The study was conducted at a single tertiary-care centre, limiting the generalisability of the findings to other healthcare settings. Additionally, the non linear relationship between SpO2 and PaO2, particularly at higher saturation levels (>95%), may have affected the strength of correlation between OSI and OI.

Further multicentre studies with larger and more diverse neonatal populations are needed to improve generalisability, refine OSI thresholds, and validate its role in guiding clinical management in neonatal HRF.
 
CONCLUSION

The study found a positive correlation between OSI and OI using the Pearson correlation test. OSI, being non invasive, can be used in lieu of OI for real-time monitoring of oxygenation in ventilated neonates with respiratory diseases. It is cost-effective, with a less risk of sepsis and phlebotomy-induced anaemia.

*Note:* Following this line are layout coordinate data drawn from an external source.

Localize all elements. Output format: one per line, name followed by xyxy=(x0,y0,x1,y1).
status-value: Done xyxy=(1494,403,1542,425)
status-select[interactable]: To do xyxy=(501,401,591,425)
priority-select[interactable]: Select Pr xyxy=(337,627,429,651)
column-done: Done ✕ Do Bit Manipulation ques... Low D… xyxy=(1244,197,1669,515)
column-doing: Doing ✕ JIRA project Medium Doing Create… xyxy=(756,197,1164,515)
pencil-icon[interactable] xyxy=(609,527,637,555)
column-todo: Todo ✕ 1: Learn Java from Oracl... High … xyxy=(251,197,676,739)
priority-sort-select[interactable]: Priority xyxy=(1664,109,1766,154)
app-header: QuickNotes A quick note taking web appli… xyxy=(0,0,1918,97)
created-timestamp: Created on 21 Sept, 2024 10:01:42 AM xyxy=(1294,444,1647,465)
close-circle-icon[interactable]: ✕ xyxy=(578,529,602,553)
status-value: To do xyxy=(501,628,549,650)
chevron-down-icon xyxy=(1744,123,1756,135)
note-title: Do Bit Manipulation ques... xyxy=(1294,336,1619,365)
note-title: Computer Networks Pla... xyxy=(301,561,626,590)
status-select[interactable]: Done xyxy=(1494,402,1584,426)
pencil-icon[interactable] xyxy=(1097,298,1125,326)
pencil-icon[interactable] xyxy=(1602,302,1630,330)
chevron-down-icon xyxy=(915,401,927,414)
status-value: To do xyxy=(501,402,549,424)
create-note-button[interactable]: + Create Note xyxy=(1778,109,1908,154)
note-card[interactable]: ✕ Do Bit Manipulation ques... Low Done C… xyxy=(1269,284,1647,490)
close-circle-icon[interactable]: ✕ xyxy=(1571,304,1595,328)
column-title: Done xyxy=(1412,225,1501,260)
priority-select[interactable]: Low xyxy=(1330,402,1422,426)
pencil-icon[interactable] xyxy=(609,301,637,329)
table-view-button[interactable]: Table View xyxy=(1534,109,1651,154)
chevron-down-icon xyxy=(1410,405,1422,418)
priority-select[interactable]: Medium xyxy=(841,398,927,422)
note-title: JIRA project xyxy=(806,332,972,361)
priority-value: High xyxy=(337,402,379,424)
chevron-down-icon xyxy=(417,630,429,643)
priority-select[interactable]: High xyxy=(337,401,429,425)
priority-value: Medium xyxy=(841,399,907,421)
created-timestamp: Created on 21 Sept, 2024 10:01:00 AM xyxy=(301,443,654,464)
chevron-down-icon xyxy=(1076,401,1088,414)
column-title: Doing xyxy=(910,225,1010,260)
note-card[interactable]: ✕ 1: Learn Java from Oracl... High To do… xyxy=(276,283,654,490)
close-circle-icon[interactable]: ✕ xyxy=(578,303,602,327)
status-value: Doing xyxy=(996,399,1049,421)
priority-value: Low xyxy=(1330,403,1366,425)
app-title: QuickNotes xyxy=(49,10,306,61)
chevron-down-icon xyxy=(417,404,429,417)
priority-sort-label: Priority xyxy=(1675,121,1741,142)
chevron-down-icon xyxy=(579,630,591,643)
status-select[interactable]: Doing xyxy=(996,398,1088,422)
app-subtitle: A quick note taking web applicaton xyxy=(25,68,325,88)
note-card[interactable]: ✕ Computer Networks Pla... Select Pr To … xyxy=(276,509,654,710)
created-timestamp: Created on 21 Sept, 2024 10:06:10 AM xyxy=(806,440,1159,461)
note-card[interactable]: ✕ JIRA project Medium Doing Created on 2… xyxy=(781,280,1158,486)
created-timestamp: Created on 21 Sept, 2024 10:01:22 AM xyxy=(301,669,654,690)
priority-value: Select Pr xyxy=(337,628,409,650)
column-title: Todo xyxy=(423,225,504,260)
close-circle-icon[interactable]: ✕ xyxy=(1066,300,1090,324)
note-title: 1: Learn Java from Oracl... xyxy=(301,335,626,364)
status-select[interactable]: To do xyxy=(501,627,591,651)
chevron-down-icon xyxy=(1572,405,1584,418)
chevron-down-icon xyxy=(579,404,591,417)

Authors’ contribution: KPP contributed to the article concept and critically revised it for intellectual content. KHA contributed to data collection and analysis. KS contributed to study design, data analysis, and drafting of the manuscript. All authors have read and approved the manuscript.
 
ACKNOWLEDGEMENT

Authors thank VKK, PSB, and all NICU staff for their support.